For nearly two hundred yards they bored their way steadily into the mountain, their path gradually sloping downward. The walls and floor of the swift-forming tunnel were as smooth and hard as though glazed with a film of diamond.

Then abruptly Layroh shut the black ray projector off as the rock ahead of them ended and they broke through into another larger tunnel, dimly lighted by small globes of violet radiance set at intervals in the glassy ceiling. After thirty yards of travel along this tunnel they found their way barred by a massive door of copper-colored metal.
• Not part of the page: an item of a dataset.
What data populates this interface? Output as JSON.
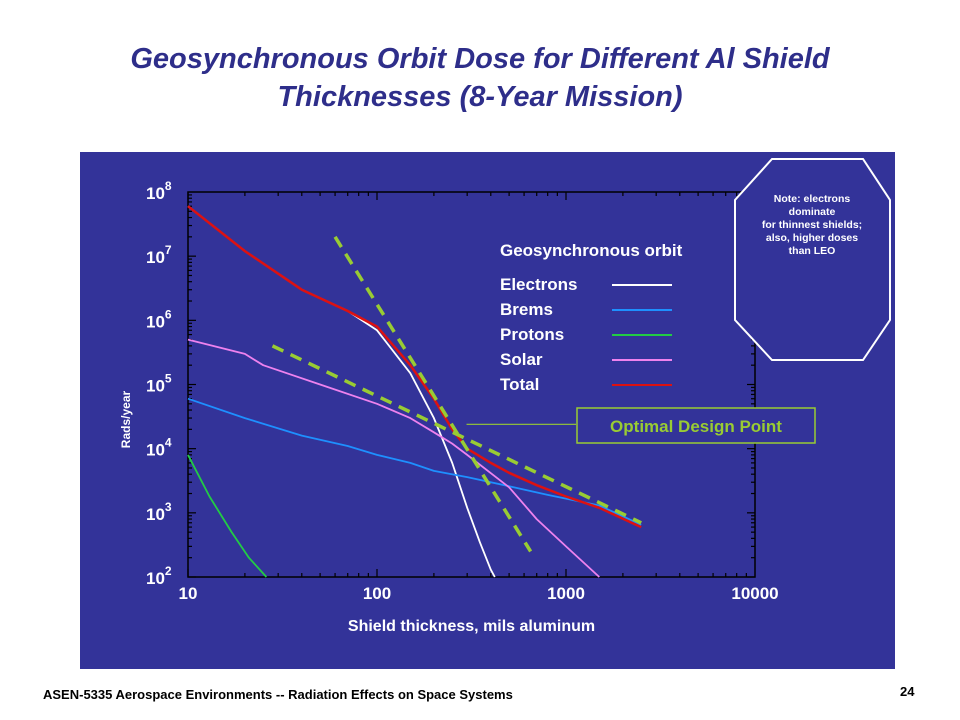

At Layroh's imperious gesture the men halted a dozen feet back of him in the tunnel while he brought something out of his leather belt-case. Foster was the only one of the group who was near enough to see that the object was a small tube closely resembling a pocket flashlight.

The only break in the surface of the great door was a six-inch disk over near its right-hand edge. Layroh slid this disk aside. Into the opening that was revealed he sent a series of flashes of colored light from the tube—two red, three green, and two blue. The colors were the combination to the light-activated mechanism of the lock. At the last of the blue flashes there was a whirring of hidden mechanism and the portal swung slowly and ponderously open.


Layroh beckoned to the men to follow him as he strode swiftly on into a vast room that was flooded with bluish light from scores of the radiant globes. As the men passed through the door it reached the limit of its opening swing and began automatically closing again behind them, but they were too completely engrossed in the scene before them to notice it.

They were in a great cavern whose glass-smooth floor was nearly a hundred yards square, and whose ceiling was so high that it was lost in the shadows above the maze of metal girders and cables that made a webwork some forty feet overhead. There was a feeling of almost incredible age about the place, as though it had been sealed away there in the heart of the mountain for countless centuries.

On every hand there was evidence that the cavern and all its contents were the products of a race of beings whose science was one that was utterly strange to that of the modern world. At the end of the room where they stood were row after row of different machines, great engines with bodies of dull silver metal and with stiltlike legs and jointed arms that made them look like giant metal insects. Foster could understand few of the details of the machines, but he felt that in efficiency and versatility they were far ahead of Earth's best modern efforts.

Grouped together in the center of the cavern were many assemblies of apparatus linked together by small cables that descended from main cables in the girder-crisscrossed ceiling overhead. There was a soft hissing of sparks leaping between terminals and a steady glow from oddly shaped tubes which indicated that the mechanisms were still functioning in silent and efficient performance of their unknown tasks.